A Justiça do Rio decidiu manter a realização de um leilão de um imóvel do Grupo Sendas, localizado na Rua Barão de Itambi, em Botafogo. A decisão foi tomada pela 14ª Vara da Fazenda Pública, que rejeitou pedido de liminar que buscava suspender a venda. Assim, o processo de venda do edifício, prevista para o dia 28, permanece autorizado, diante da avaliação de que não há elementos suficientes para sua interrupção no momento.
O imóvel foi objeto de disputa judicial envolvendo a Prefeitura do Rio, que pretende desapropriar o prédio por interesse público. Desde março, o município tenta retomar a propriedade do local, que atualmente abriga uma academia e possui contratos ativos de funcionamento. A iniciativa de desapropriação já havia sido questionada anteriormente por ações movidas pela própria empresa, apontando irregularidades no decreto municipal que autoriza a medida. Em decisões anteriores, uma vara da Fazenda Pública chegou a declarar o ato nulo, citando indícios de desvio de finalidade e favorecimento a interesses privados.
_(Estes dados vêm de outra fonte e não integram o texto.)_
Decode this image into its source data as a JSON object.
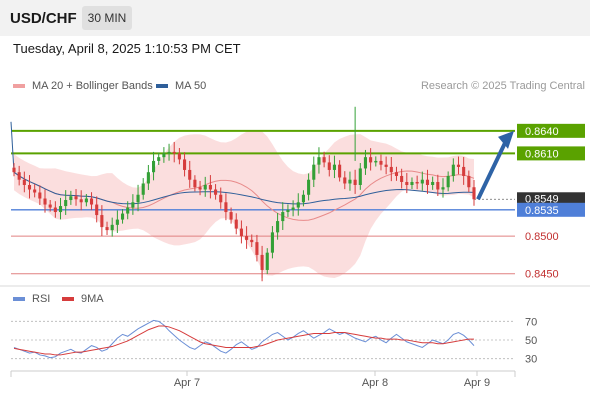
{
  "header": {
    "symbol": "USD/CHF",
    "timeframe": "30 MIN",
    "timestamp": "Tuesday, April 8, 2025 1:10:53 PM CET"
  },
  "legend": {
    "ma20_bb_label": "MA 20 + Bollinger Bands",
    "ma50_label": "MA 50",
    "credit": "Research © 2025 Trading Central"
  },
  "rsi_legend": {
    "rsi_label": "RSI",
    "ma9_label": "9MA"
  },
  "colors": {
    "ma20": "#e88a8a",
    "bollinger_fill": "#fbdada",
    "ma50": "#2f5f9a",
    "resistance": "#5aa200",
    "support": "#4f7fd8",
    "weak_level": "#e08080",
    "bull_candle": "#33a036",
    "bear_candle": "#d63c3c",
    "arrow": "#2e63a6",
    "rsi": "#6b8fd6",
    "rsi_ma": "#d63c3c"
  },
  "chart_data": [
    {
      "type": "candlestick",
      "name": "price",
      "x_labels": [
        "Apr 7",
        "Apr 8",
        "Apr 9"
      ],
      "y_range": [
        0.8435,
        0.8685
      ],
      "levels": [
        {
          "value": 0.864,
          "label": "0.8640",
          "kind": "resistance"
        },
        {
          "value": 0.861,
          "label": "0.8610",
          "kind": "resistance"
        },
        {
          "value": 0.8549,
          "label": "0.8549",
          "kind": "last_price"
        },
        {
          "value": 0.8535,
          "label": "0.8535",
          "kind": "pivot"
        },
        {
          "value": 0.85,
          "label": "0.8500",
          "kind": "support"
        },
        {
          "value": 0.845,
          "label": "0.8450",
          "kind": "support"
        }
      ],
      "forecast": {
        "from": 0.8549,
        "to": 0.864,
        "direction": "up"
      },
      "closes": [
        0.8585,
        0.8575,
        0.8568,
        0.8562,
        0.8558,
        0.855,
        0.8542,
        0.8538,
        0.8532,
        0.854,
        0.8548,
        0.8553,
        0.8549,
        0.8545,
        0.855,
        0.8542,
        0.8528,
        0.8512,
        0.8508,
        0.8515,
        0.8522,
        0.853,
        0.8538,
        0.8545,
        0.8555,
        0.857,
        0.8585,
        0.86,
        0.8605,
        0.861,
        0.8612,
        0.861,
        0.8602,
        0.8588,
        0.8575,
        0.8565,
        0.8562,
        0.8568,
        0.8562,
        0.8555,
        0.8545,
        0.8532,
        0.8522,
        0.851,
        0.85,
        0.8495,
        0.8492,
        0.8475,
        0.8455,
        0.8478,
        0.8505,
        0.852,
        0.8532,
        0.8535,
        0.8538,
        0.8545,
        0.8555,
        0.8575,
        0.8595,
        0.8605,
        0.8598,
        0.8588,
        0.8595,
        0.8578,
        0.857,
        0.8575,
        0.8568,
        0.859,
        0.8605,
        0.8598,
        0.86,
        0.8595,
        0.8592,
        0.8585,
        0.858,
        0.8572,
        0.8568,
        0.8572,
        0.857,
        0.8575,
        0.8568,
        0.8572,
        0.8562,
        0.8565,
        0.858,
        0.8595,
        0.8592,
        0.858,
        0.8565,
        0.8549
      ]
    },
    {
      "type": "line",
      "name": "RSI",
      "y_range": [
        20,
        80
      ],
      "y_ticks": [
        70,
        50,
        30
      ],
      "series": [
        {
          "name": "RSI",
          "values": [
            42,
            40,
            38,
            36,
            37,
            34,
            33,
            31,
            32,
            36,
            38,
            40,
            37,
            36,
            40,
            44,
            42,
            38,
            40,
            46,
            52,
            56,
            54,
            58,
            62,
            65,
            68,
            71,
            70,
            66,
            60,
            55,
            50,
            46,
            42,
            40,
            44,
            48,
            46,
            42,
            38,
            36,
            40,
            45,
            48,
            44,
            40,
            42,
            48,
            52,
            56,
            58,
            54,
            50,
            53,
            57,
            60,
            56,
            52,
            55,
            58,
            62,
            59,
            56,
            58,
            55,
            52,
            50,
            48,
            52,
            54,
            50,
            47,
            52,
            56,
            52,
            48,
            46,
            44,
            42,
            46,
            50,
            48,
            46,
            50,
            56,
            58,
            55,
            50,
            44
          ]
        },
        {
          "name": "9MA",
          "values": [
            41,
            40,
            39,
            38,
            37,
            36,
            35,
            35,
            34,
            34,
            35,
            36,
            37,
            37,
            38,
            39,
            40,
            41,
            42,
            43,
            45,
            47,
            49,
            52,
            55,
            58,
            61,
            63,
            65,
            65,
            64,
            62,
            60,
            57,
            54,
            51,
            48,
            46,
            45,
            44,
            43,
            42,
            42,
            42,
            42,
            42,
            42,
            43,
            44,
            46,
            48,
            50,
            51,
            52,
            53,
            54,
            55,
            56,
            57,
            57,
            57,
            57,
            58,
            58,
            58,
            57,
            56,
            55,
            54,
            53,
            52,
            52,
            51,
            51,
            51,
            50,
            50,
            49,
            48,
            47,
            47,
            47,
            46,
            46,
            47,
            48,
            49,
            50,
            51,
            51
          ]
        }
      ]
    }
  ]
}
A decisão atual reforça a presunção de legalidade dos atos administrativos e limita a atuação do Judiciário em questões relativas às políticas públicas do Executivo. Mesmo com a manutenção do leilão, o Grupo Sendas anunciou que recorrerá à instância superior com o objetivo de obter a suspensão da venda. A companhia manifesta lamentar a decisão, alegando que pontos relevantes de sua defesa não foram devidamente considerados e questiona a destinação do imóvel, que ainda está em uso, reforçando que a desapropriação sem justificativa clara de interesse público prejudica a segurança jurídica e o ambiente de negócios na cidade.
A empresa também critica a transparência do processo, apontando possíveis favorecimentos e a existência de um projeto apresentado por uma entidade antes mesmo do leilão. Enquanto isso, moradores da região defendem a manutenção do uso atual do prédio, que por anos funcionou como supermercado, e contestam a desapropriação, desejando que o espaço continue ativo comercialmente.
Desde sua instalação, em 1966, o Grupo Sendas afirma ter investido mais de R$ 600 milhões na cidade do Rio de Janeiro. O futuro do imóvel, contudo, ainda depende de desdobramentos judiciais e administrativos, que podem alterar o andamento do processo de venda e de eventual desapropriação.